Then messer Federico said:
“Indeed they would. And you Tuscan gentlemen ought to keep up your mother tongue, and not suffer it to decay, as you do,—so that now one may say that there is less knowledge of it in Florence than in many other parts of Italy.”
Then messer Bernardo said:
“These words that are no longer used in Florence have survived among the country folk, and are rejected by the gentle as corrupt and spoiled with age.”
32.—Then my lady Duchess said:
“Let us not wander from our main purpose, but have Count Ludovico teach the Courtier how to speak and write well, whether it be in the Tuscan or any other dialect.”
“My Lady,” replied the Count, “I have already told what I know about it; and I hold that the same rules which serve to teach the one, serve also to teach the other. But since you require it of me, I will make such response as I may to messer Federico, who has a different opinion from mine; and perhaps I shall have need to discuss the matter somewhat more diffusely than is right. However, it shall be all I can tell.
“And first I say that in my judgment this language of ours, which we call vulgar, is still tender and new, although it be already long in use. For since Italy was not only vexed and ravaged but long inhabited by the barbarians, the Latin language was corrupted and spoiled by contact with those nations, and from that corruption other languages were born: and like rivers that from the crest of the Apennines separate and flow down into the two seas, so also these languages divided, and some of them tinged with Latinity reached by diverse paths, one this country and one that; and one of them remained in Italy tinged with barbarism. Thus our language was long unformed and various, from having had no one to bestow care upon it or write in it or try to give it splendour or grace: but afterwards it was somewhat more cultivated in Tuscany than in the other parts of Italy. And so its flower seems to have remained there even from those early times, because that nation more than the others preserved a sweet accent and a proper grammatical order, and have had three noble writers[[82]] who expressed their thoughts ingeniously and in those words and terms that the custom of their times permitted: wherein I think Petrarch succeeded more happily than the others in amourous subjects.
“Afterwards from time to time, not only in Tuscany but in all Italy, among noble men and those well versed in courts and arms and letters, there arose some desire to speak and write more elegantly than had been done in that rude and uncultivated age, when the blaze of the calamities inflicted by the barbarians was not yet quenched. Many words were laid aside, as well in the city of Florence itself and in all Tuscany as in the rest of Italy, and instead of them others were taken up; and herein there thus occurred that change which takes place in all human affairs and has always happened in the case of the other languages also. For if those earliest writings in ancient Latin had survived until now, we should see that Evander and Turnus[[83]] and the other Latins of that age spoke differently from the last Roman kings and the first consuls. See how the verses that the Salian priests chaunted were hardly understood by posterity;[[84]] but being established in that form by the first founders, out of religious reverence they were not changed. Likewise the orators and poets continued one after another to lay aside many words used by their predecessors: thus Antonius, Crassus, Hortensius and Cicero avoided many of Cato’s words, and Virgil avoided many of Ennius’s;[[85]] and the others did the same. For although they had reverence for antiquity, yet they did not esteem it so highly as to consent to be bound by it in the way you would have us bound by it now. Nay they criticised it where they saw fit, as did Horace, who says that his forefathers lauded Plautus foolishly, and thinks he has a right to gather in new words.[[86]] And in sundry places Cicero reprehends many of his predecessors, and slightingly affirms that Sergius Galba’s orations had an antique flavour,[[87]] and says that Ennius himself disprized his predecessors in certain things: so that if we would imitate the ancients, in doing so we shall not imitate them. And Virgil, who (you say) imitated Homer, did not imitate him in language.

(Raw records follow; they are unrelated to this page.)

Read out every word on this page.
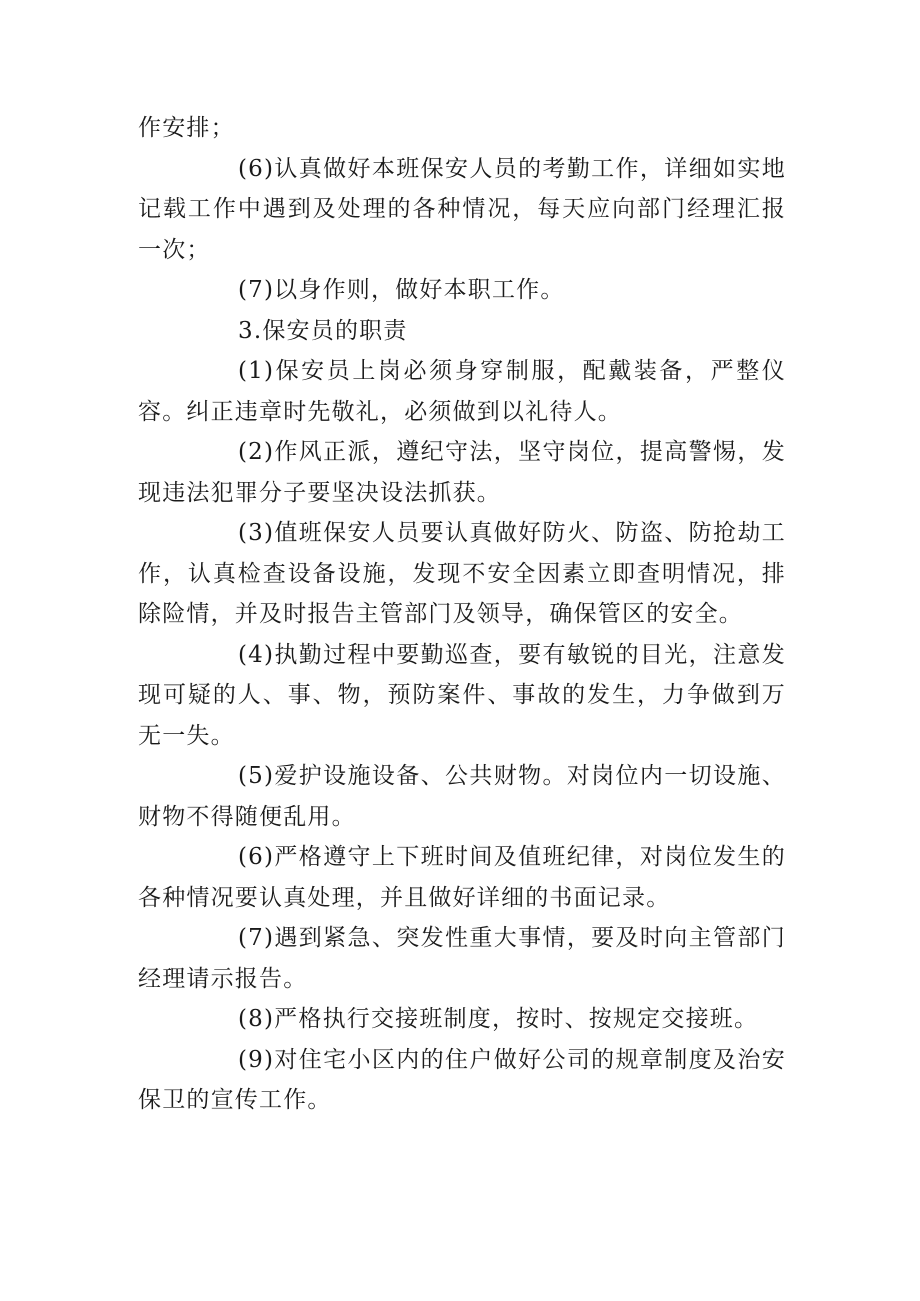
作安排；

(6)认真做好本班保安人员的考勤工作，详细如实地记载工作中遇到及处理的各种情况，每天应向部门经理汇报一次；

(7)以身作则，做好本职工作。

3.保安员的职责

(1)保安员上岗必须身穿制服，配戴装备，严整仪容。纠正违章时先敬礼，必须做到以礼待人。

(2)作风正派，遵纪守法，坚守岗位，提高警惕，发现违法犯罪分子要坚决设法抓获。

(3)值班保安人员要认真做好防火、防盗、防抢劫工作，认真检查设备设施，发现不安全因素立即查明情况，排除险情，并及时报告主管部门及领导，确保管区的安全。

(4)执勤过程中要勤巡查，要有敏锐的目光，注意发现可疑的人、事、物，预防案件、事故的发生，力争做到万无一失。

(5)爱护设施设备、公共财物。对岗位内一切设施、财物不得随便乱用。

(6)严格遵守上下班时间及值班纪律，对岗位发生的各种情况要认真处理，并且做好详细的书面记录。

(7)遇到紧急、突发性重大事情，要及时向主管部门经理请示报告。

(8)严格执行交接班制度，按时、按规定交接班。

(9)对住宅小区内的住户做好公司的规章制度及治安保卫的宣传工作。
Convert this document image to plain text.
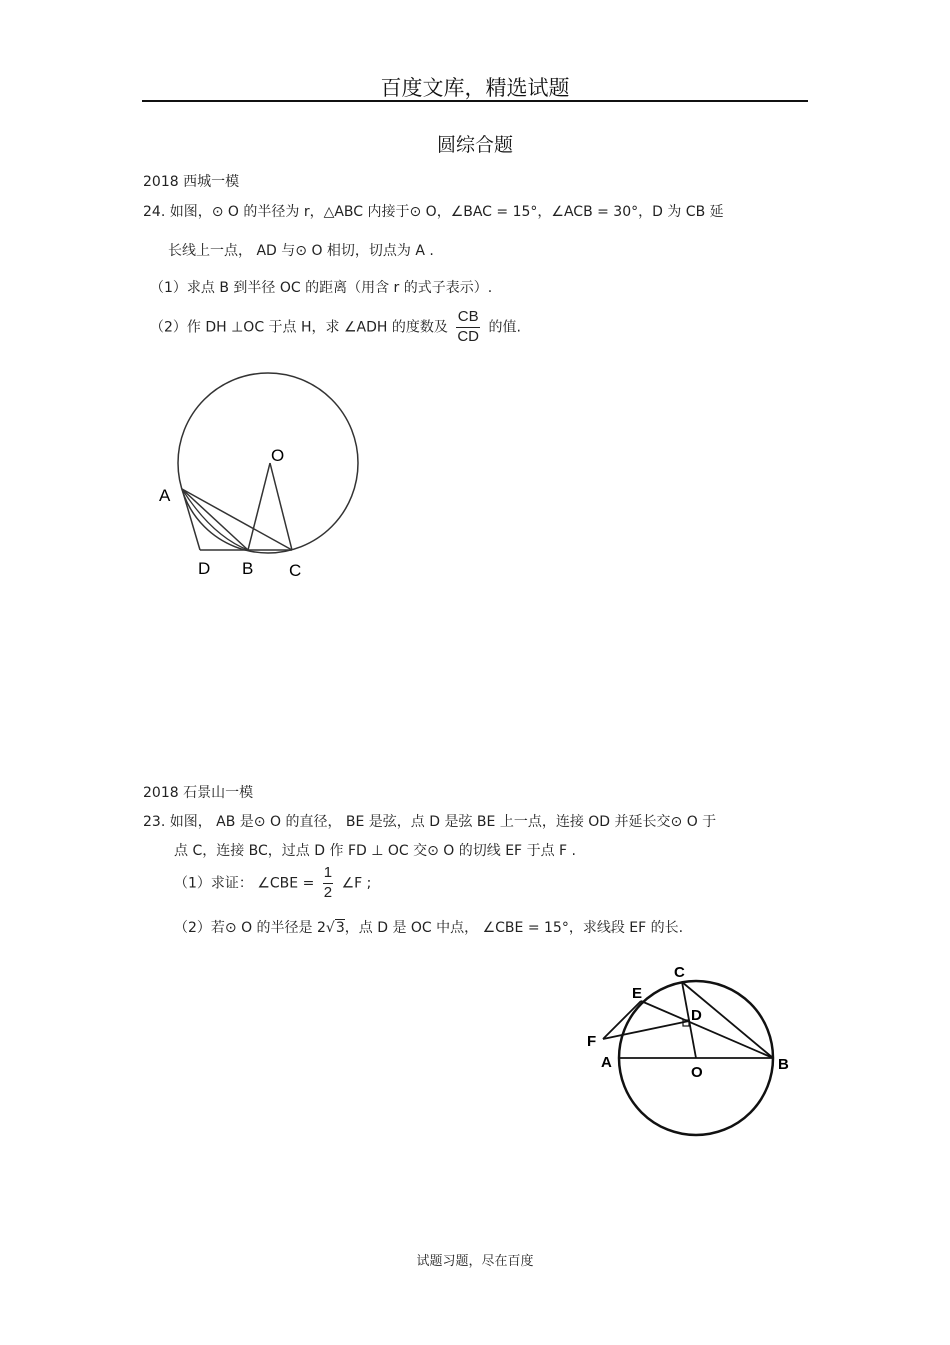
百度文库，精选试题
圆综合题
2018 西城一模
24. 如图，⊙ O 的半径为 r，△ABC 内接于⊙ O，∠BAC = 15°，∠ACB = 30°，D 为 CB 延
长线上一点， AD 与⊙ O 相切，切点为 A .
（1）求点 B 到半径 OC 的距离（用含 r 的式子表示）.
（2）作 DH ⊥OC 于点 H，求 ∠ADH 的度数及 $\frac{CB}{CD}$ 的值.
O
A
D B C
2018 石景山一模
23. 如图， AB 是⊙ O 的直径， BE 是弦，点 D 是弦 BE 上一点，连接 OD 并延长交⊙ O 于
点 C，连接 BC，过点 D 作 FD ⊥ OC 交⊙ O 的切线 EF 于点 F .
（1）求证： ∠CBE = $\frac{1}{2}$ ∠F ;
（2）若⊙ O 的半径是 2√3，点 D 是 OC 中点， ∠CBE = 15°，求线段 EF 的长.
C
E
D
F
A
O	B
试题习题，尽在百度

33.—“Therefore I for my part should always avoid using these antique words, save however in certain places, and seldom even there; and it seems to me that whoever uses them otherwise makes a mistake, not less than he who, in order to imitate the ancients, should wish to feed on acorns when wheat had been discovered in plenty. And since you say that by their mere splendour of antiquity, antique words so adorn every subject, however mean it be, that they can make it worthy of much praise,—I say that I do not set such store, not only by these antique words but even by good ones, as to think that they ought in reason to be prized without the pith of beautiful thoughts; for to divide thought from words is to divide soul from body, which can be done in neither case without destruction.